Why did she wait so long to come forward? She should have known better. Why would she even trust him? She was asking for it.
Phrases like these boil down to victim-blaming, or the insistence on placing the responsibility for systemic societal issues on the individuals who are affected. These phrases become a way people understand sexual violence and interact with victim-survivors within a broader rape culture. Importantly, they can worsen the mental health effects for victim-survivors and keep women from coming forward to disclose their experience. Victim-blaming online is common, but much of the research examines the discourses of posts or the impersonal aspects, where strangers over the internet share their views. But what happens when young women read these phrases from family on social media?
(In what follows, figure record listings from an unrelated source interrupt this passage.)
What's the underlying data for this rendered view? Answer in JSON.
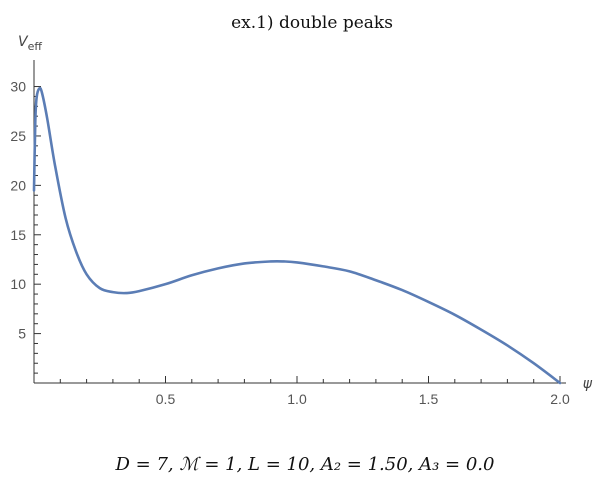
{
  "chart_data": {
    "type": "line",
    "title": "ex.1) double peaks",
    "xlabel": "ψ",
    "ylabel": "V",
    "ylabel_sub": "eff",
    "xlim": [
      0,
      2.0
    ],
    "ylim": [
      0,
      31
    ],
    "xticks": [
      0.5,
      1.0,
      1.5,
      2.0
    ],
    "xtick_labels": [
      "0.5",
      "1.0",
      "1.5",
      "2.0"
    ],
    "yticks": [
      5,
      10,
      15,
      20,
      25,
      30
    ],
    "ytick_labels": [
      "5",
      "10",
      "15",
      "20",
      "25",
      "30"
    ],
    "grid": false,
    "series": [
      {
        "color": "#5b7db5",
        "x": [
          0.0,
          0.005,
          0.01,
          0.02,
          0.03,
          0.05,
          0.08,
          0.12,
          0.16,
          0.2,
          0.25,
          0.3,
          0.35,
          0.4,
          0.5,
          0.6,
          0.7,
          0.8,
          0.9,
          0.95,
          1.0,
          1.1,
          1.2,
          1.3,
          1.4,
          1.5,
          1.6,
          1.7,
          1.8,
          1.9,
          2.0
        ],
        "y": [
          19.5,
          26.5,
          28.9,
          29.8,
          29.4,
          26.8,
          22.0,
          16.7,
          13.3,
          11.0,
          9.6,
          9.2,
          9.1,
          9.3,
          10.0,
          10.9,
          11.6,
          12.1,
          12.3,
          12.3,
          12.2,
          11.8,
          11.3,
          10.4,
          9.4,
          8.2,
          6.9,
          5.4,
          3.8,
          2.0,
          0.0
        ]
      }
    ],
    "caption": "D = 7, ℳ = 1, L = 10, A₂ = 1.50, A₃ = 0.0"
  }
}
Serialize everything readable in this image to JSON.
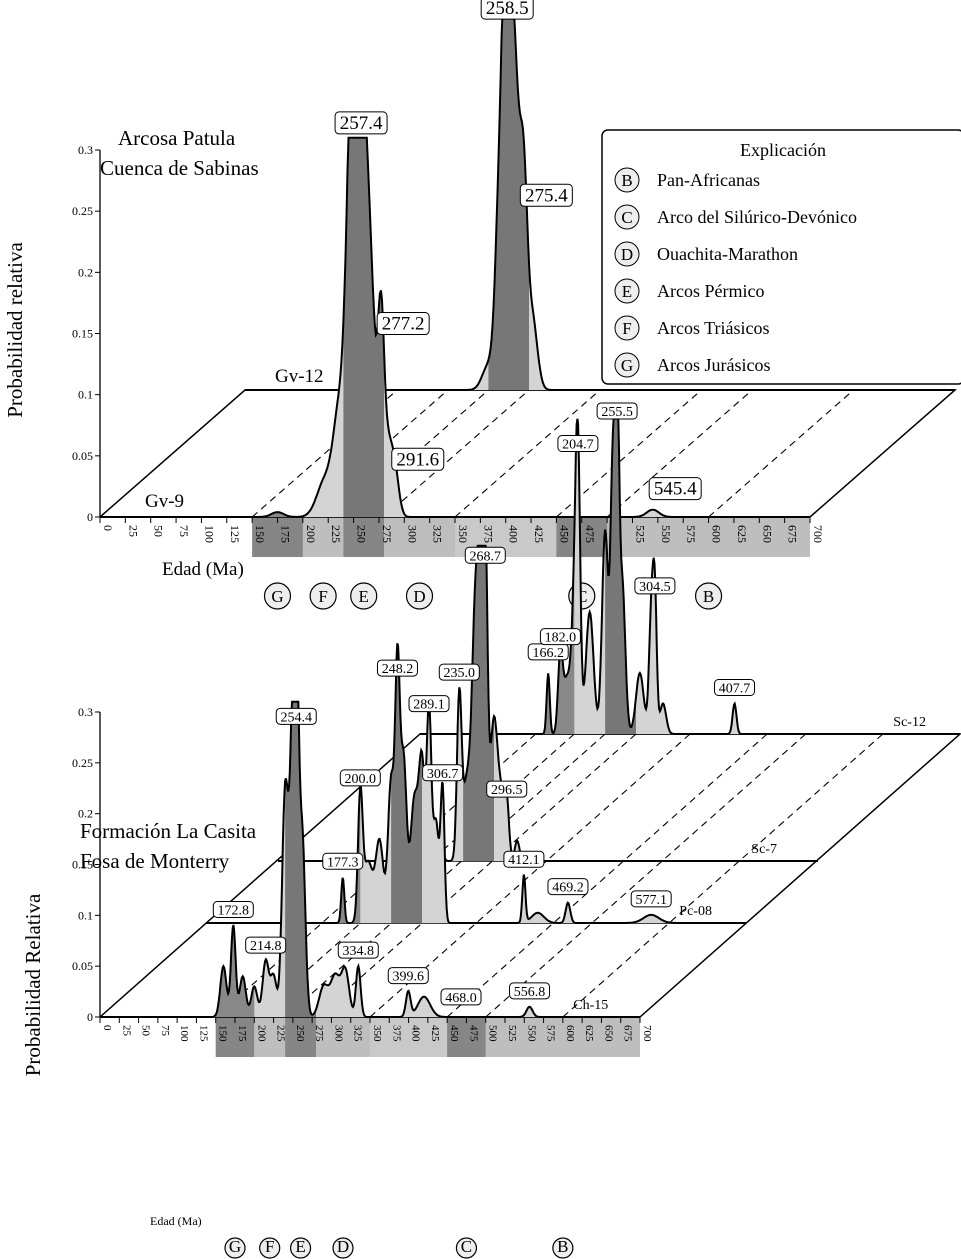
{
  "chart_data": [
    {
      "type": "area",
      "title": [
        "Arcosa Patula",
        "Cuenca de Sabinas"
      ],
      "ylabel": "Probabilidad relativa",
      "xlabel": "Edad (Ma)",
      "ylim": [
        0,
        0.3
      ],
      "yticks": [
        "0",
        "0.05",
        "0.1",
        "0.15",
        "0.2",
        "0.25",
        "0.3"
      ],
      "xticks": [
        "0",
        "25",
        "50",
        "75",
        "100",
        "125",
        "150",
        "175",
        "200",
        "225",
        "250",
        "275",
        "300",
        "325",
        "350",
        "375",
        "400",
        "425",
        "450",
        "475",
        "500",
        "525",
        "550",
        "575",
        "600",
        "625",
        "650",
        "675",
        "700"
      ],
      "series": [
        {
          "name": "Gv-9",
          "peaks": [
            [
              "257.4",
              257.4,
              0.305
            ],
            [
              "277.2",
              277.2,
              0.141
            ],
            [
              "291.6",
              291.6,
              0.03
            ],
            [
              "545.4",
              545.4,
              0.006
            ]
          ]
        },
        {
          "name": "Gv-12",
          "peaks": [
            [
              "258.5",
              258.5,
              0.295
            ],
            [
              "275.4",
              275.4,
              0.142
            ]
          ]
        }
      ],
      "legend": {
        "title": "Explicación",
        "items": [
          {
            "key": "B",
            "label": "Pan-Africanas"
          },
          {
            "key": "C",
            "label": "Arco del Silúrico-Devónico"
          },
          {
            "key": "D",
            "label": "Ouachita-Marathon"
          },
          {
            "key": "E",
            "label": "Arcos Pérmico"
          },
          {
            "key": "F",
            "label": "Arcos Triásicos"
          },
          {
            "key": "G",
            "label": "Arcos Jurásicos"
          }
        ]
      },
      "bands": [
        {
          "key": "G",
          "range": [
            150,
            200
          ]
        },
        {
          "key": "F",
          "range": [
            200,
            240
          ]
        },
        {
          "key": "E",
          "range": [
            240,
            280
          ]
        },
        {
          "key": "D",
          "range": [
            280,
            350
          ]
        },
        {
          "key": "C",
          "range": [
            450,
            500
          ]
        },
        {
          "key": "B",
          "range": [
            500,
            700
          ]
        }
      ]
    },
    {
      "type": "area",
      "title": [
        "Formación La Casita",
        "Fosa de Monterry"
      ],
      "ylabel": "Probabilidad Relativa",
      "xlabel": "Edad (Ma)",
      "ylim": [
        0,
        0.3
      ],
      "yticks": [
        "0",
        "0.05",
        "0.1",
        "0.15",
        "0.2",
        "0.25",
        "0.3"
      ],
      "xticks": [
        "0",
        "25",
        "50",
        "75",
        "100",
        "125",
        "150",
        "175",
        "200",
        "225",
        "250",
        "275",
        "300",
        "325",
        "350",
        "375",
        "400",
        "425",
        "450",
        "475",
        "500",
        "525",
        "550",
        "575",
        "600",
        "625",
        "650",
        "675",
        "700"
      ],
      "series": [
        {
          "name": "Ch-15",
          "peaks": [
            [
              "172.8",
              172.8,
              0.09
            ],
            [
              "214.8",
              214.8,
              0.055
            ],
            [
              "254.4",
              254.4,
              0.28
            ],
            [
              "334.8",
              334.8,
              0.05
            ],
            [
              "399.6",
              399.6,
              0.025
            ],
            [
              "468.0",
              468.0,
              0.004
            ],
            [
              "556.8",
              556.8,
              0.01
            ]
          ]
        },
        {
          "name": "Pc-08",
          "peaks": [
            [
              "177.3",
              177.3,
              0.045
            ],
            [
              "200.0",
              200.0,
              0.127
            ],
            [
              "248.2",
              248.2,
              0.235
            ],
            [
              "289.1",
              289.1,
              0.2
            ],
            [
              "306.7",
              306.7,
              0.132
            ],
            [
              "412.1",
              412.1,
              0.047
            ],
            [
              "469.2",
              469.2,
              0.02
            ],
            [
              "577.1",
              577.1,
              0.008
            ]
          ]
        },
        {
          "name": "Sc-7",
          "peaks": [
            [
              "235.0",
              235.0,
              0.17
            ],
            [
              "268.7",
              268.7,
              0.285
            ],
            [
              "296.5",
              296.5,
              0.055
            ]
          ]
        },
        {
          "name": "Sc-12",
          "peaks": [
            [
              "166.2",
              166.2,
              0.065
            ],
            [
              "182.0",
              182.0,
              0.08
            ],
            [
              "204.7",
              204.7,
              0.27
            ],
            [
              "255.5",
              255.5,
              0.302
            ],
            [
              "304.5",
              304.5,
              0.13
            ],
            [
              "407.7",
              407.7,
              0.03
            ]
          ]
        }
      ],
      "bands": [
        {
          "key": "G",
          "range": [
            150,
            200
          ]
        },
        {
          "key": "F",
          "range": [
            200,
            240
          ]
        },
        {
          "key": "E",
          "range": [
            240,
            280
          ]
        },
        {
          "key": "D",
          "range": [
            280,
            350
          ]
        },
        {
          "key": "C",
          "range": [
            450,
            500
          ]
        },
        {
          "key": "B",
          "range": [
            500,
            700
          ]
        }
      ]
    }
  ]
}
In my recent article, I interviewed 33 young women college students about their negative online experiences. Rather than share stories of anonymous trolls targeting women with overt sexism, the young women I talked to more often described family being a primary source of mistreatment. In fact, I heard one example repeatedly: family members’ negative comments about women and women’s issues are frequent and incredibly frustrating. High-profile events surrounding sexual violence, especially in the wake of #MeToo, means young women are seeing lots of content and commentary from strangers, but also friends and family. Respondents shared how family members repost memes and other content that minimize the depth and scope of women’s mistreatment. Notably, they recalled seeing family members, including those they thought were generally more progressive, blame victim-survivors, make fun of children who were kidnapped and assaulted, and claim women who came forward about their assault were lying or simply looking for attention.
Social media has broadened our access to our family’s mundane life events but also their politics, and some family members can feel very comfortable extending their commentary and opinions onto their relatives’ social media posts. Many young women shared stories of family members directly commenting on their posts about feminist issues, such as the pink tax, domestic violence, and sexual violence to attempt to delegitimatize the post as “fake news” or otherwise misinformation. Some family members escalated the situation further, calling and texting young women to address their “political” post or demand the woman delete their post altogether.
While blocking someone seems like a straightforward strategy to avoid this type of interaction, the fact that this involves family complicates the situation. While women of color were most likely to call-out family members for harmful views, many respondents feared defending their posts too aggressively, and were hesitant to block family, since they would have to confront these very people when they went home. The strategy they chose as most useful was silence.
Silence here involves posting less often about social issues women cared about, which has larger democratic costs. But silence also extends to not disclosing their experiences of sexual violence. Victim-blaming and aggressive backlash to their own posts about sexual violence meant young women identified who they could not trust to believe or support them. Twenty-six women in the study had experienced sexual harassment on a selfie, but shared they did not share this with family because it was their fault for posting the picture. Ten women in the study had been raped by men they met online, including four women who were targeted from as young as the age of ten. Seeing their family victim-blame was part of what motivated these respondents to keep their sexual victimization to themselves. This was even true for women who were never assaulted, but nevertheless felt as though their family’s negative reactions to others’ disclosure was enough evidence that they would not have a support system in place.
When the primary advice for navigating harmful interactions online is “don’t feed the trolls,” silence in the forms of not responding to antagonizers or no longer posting at all become not only practical strategies to avoid further abuse, but also strategies that are institutionally encouraged. As my research points out, though, this silence can also extend to not disclosing sexual violence, which has real costs for women college students across race and sexual orientation. Women in college are at an extreme risk for sexual violence; disclosure after victimization can be the first step to recovery as well as seeking recourse. Yet young women’s disclosure is made significantly more difficult when their social media is saturated with victim-blaming narratives from news media, strangers, and family, and when their universities’ continue to have control over the pathway following survivors’ reports of sexual violence. As collective efforts continue to draw awareness to sexual violence, combat rape myths, and demand accountability online, we should be aware of the ways close family members contribute to repression.